The library board approved a master plan for the project Feb. 10. The district will borrow $1.2 million to pay for most of the work. Another $700,000 will come from savings.

In addition to construction costs, new technology purchases for the renovated building are expected to cost $150,000.

The project will not result in a tax-rate increase for property owners, officials have pledged.

The loan that led to the construction of the building in 1997 will be paid off in 2015, so residents should see a decrease in the library's portion of their tax bills, officials said.

Because the plan doesn't call for an addition, some existing space will be repurposed under the plan. For example, a high-tech classroom will be built in a space that once held the reference collection in the adult services area.
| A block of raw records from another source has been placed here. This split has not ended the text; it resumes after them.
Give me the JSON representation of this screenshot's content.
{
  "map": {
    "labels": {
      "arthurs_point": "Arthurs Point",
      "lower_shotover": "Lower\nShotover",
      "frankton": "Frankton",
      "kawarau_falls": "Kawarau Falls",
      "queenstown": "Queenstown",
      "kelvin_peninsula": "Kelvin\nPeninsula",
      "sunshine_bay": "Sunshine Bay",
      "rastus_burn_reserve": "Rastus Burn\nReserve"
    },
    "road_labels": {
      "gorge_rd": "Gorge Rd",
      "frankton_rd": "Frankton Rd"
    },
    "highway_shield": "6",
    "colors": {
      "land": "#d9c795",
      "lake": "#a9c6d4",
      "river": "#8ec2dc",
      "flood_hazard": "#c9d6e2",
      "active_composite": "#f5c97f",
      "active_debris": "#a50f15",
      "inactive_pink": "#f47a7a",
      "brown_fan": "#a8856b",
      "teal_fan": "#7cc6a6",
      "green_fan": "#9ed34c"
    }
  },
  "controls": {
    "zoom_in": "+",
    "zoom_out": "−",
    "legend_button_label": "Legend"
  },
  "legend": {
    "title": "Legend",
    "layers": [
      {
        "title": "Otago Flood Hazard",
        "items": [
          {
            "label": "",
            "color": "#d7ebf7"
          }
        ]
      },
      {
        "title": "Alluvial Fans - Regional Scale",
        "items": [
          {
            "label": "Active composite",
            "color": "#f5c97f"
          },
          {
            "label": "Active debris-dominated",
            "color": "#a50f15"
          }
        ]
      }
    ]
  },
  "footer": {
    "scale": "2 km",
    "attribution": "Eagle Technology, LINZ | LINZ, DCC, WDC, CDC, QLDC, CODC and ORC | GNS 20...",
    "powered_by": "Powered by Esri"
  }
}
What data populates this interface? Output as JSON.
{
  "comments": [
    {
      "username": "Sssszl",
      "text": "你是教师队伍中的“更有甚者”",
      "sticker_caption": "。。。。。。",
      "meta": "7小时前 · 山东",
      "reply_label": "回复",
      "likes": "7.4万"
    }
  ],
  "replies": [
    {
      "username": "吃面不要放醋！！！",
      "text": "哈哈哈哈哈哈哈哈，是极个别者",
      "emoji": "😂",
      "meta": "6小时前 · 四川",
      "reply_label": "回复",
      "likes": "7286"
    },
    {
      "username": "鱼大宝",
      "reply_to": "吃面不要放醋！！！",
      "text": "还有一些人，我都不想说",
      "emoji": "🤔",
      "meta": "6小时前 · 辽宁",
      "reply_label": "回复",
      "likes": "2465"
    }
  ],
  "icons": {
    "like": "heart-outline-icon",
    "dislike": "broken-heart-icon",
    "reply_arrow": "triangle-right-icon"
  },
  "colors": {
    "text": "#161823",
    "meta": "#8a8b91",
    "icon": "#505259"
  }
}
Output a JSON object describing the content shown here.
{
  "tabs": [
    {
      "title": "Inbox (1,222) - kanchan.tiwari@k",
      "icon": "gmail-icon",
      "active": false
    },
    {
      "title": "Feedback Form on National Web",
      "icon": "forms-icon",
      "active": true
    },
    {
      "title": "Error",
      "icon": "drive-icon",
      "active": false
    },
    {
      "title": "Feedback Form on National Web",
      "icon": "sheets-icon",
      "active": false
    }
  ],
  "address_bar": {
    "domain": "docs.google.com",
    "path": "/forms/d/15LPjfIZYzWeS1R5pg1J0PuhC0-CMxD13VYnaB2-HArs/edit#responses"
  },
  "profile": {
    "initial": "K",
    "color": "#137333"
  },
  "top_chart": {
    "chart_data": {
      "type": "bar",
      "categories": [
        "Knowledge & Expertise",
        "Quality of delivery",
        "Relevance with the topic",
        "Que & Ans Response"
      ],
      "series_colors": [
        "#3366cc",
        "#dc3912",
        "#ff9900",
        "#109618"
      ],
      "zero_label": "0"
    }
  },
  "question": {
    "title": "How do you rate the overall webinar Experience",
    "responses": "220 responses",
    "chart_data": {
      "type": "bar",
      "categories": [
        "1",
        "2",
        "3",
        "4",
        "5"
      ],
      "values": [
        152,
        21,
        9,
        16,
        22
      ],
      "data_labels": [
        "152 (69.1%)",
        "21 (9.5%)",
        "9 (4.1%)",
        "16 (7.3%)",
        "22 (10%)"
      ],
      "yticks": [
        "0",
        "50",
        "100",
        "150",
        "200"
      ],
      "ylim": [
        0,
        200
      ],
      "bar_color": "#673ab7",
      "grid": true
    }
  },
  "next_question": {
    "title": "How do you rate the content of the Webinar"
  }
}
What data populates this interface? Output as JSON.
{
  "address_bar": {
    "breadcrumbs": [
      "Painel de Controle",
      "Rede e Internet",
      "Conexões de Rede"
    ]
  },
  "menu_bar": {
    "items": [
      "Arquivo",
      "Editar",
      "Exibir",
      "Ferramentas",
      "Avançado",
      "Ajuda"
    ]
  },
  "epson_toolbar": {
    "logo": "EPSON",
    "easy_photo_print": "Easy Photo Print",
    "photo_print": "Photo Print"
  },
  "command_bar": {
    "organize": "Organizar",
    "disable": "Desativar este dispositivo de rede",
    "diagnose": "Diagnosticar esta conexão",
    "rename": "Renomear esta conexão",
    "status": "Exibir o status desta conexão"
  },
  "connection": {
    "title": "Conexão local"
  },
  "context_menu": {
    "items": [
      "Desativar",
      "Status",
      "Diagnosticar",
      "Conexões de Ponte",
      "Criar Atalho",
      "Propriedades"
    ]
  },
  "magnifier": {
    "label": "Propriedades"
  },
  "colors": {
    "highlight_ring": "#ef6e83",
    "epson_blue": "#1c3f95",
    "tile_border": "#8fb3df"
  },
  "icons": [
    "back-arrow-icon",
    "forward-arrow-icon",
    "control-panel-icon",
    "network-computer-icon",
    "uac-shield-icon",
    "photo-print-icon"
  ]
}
"We will still provide great access to physical books for many years to come, but we must also meet the demand for downloadable books, music and movies and teach our patrons how to use the broad range of technology that is now available to them," Kern said.

Elsewhere, two small meeting rooms will replace a public computer area in adult services. The computers will be moved to a main, open area.
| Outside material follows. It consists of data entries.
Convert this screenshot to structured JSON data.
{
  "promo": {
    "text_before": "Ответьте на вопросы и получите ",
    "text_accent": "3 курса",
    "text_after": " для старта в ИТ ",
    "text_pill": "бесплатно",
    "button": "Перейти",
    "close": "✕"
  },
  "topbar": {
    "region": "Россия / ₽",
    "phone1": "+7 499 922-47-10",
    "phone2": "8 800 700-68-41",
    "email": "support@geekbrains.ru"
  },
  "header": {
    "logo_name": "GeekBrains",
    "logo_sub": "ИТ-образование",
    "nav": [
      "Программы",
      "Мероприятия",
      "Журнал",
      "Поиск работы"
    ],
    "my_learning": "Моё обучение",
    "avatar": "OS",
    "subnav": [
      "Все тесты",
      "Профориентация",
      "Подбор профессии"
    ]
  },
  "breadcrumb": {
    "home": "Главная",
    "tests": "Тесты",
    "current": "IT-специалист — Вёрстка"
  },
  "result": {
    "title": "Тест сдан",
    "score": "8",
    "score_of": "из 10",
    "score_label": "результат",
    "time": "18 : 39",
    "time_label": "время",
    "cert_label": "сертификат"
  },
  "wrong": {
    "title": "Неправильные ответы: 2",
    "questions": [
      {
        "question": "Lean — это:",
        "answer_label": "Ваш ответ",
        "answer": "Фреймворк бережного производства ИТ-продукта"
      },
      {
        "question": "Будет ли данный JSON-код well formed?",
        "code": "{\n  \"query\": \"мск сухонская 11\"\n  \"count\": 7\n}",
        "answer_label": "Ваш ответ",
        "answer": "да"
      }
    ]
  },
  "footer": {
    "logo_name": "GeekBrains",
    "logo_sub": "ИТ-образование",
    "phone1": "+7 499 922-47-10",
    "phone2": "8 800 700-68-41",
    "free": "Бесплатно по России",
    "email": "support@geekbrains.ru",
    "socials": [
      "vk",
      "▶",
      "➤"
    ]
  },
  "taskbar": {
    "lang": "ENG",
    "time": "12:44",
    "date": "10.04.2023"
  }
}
And the current adult services reference desk and the circulation desk will be replaced by a new information hub near the main entrance where up to four employees can work.

In the children's department, young patrons will be able to enjoy multimedia displays, a Lego play area and a wall designed for chalk or marker use.

All the changes reflect the evolution of public libraries from book repositories to public gathering places and information-sharing centers.

"There is still great demand for popular, new materials," Kern said. "(But) many of our older nonfiction books ... no longer get any use. They are taking up space that we can put to better use for patrons who need to use the library in other ways."

Library patron Hailey Christoph, 14, was pleased to hear the area for teens will be expanded.

"A lot of people come here and there aren't enough spaces," she said. "It's usually crowded."

Wauconda resident Cara Silverman is excited about the project, too -- especially the changes proposed for the children's area downstairs.

"I think it's an awesome idea," she said. "It needs to be spruced up."

Construction could begin in October, and the work could take four months, Kern said. The library will remain open during construction.

"There will be no interruption in service, but it will be pretty noisy at times," Kern said.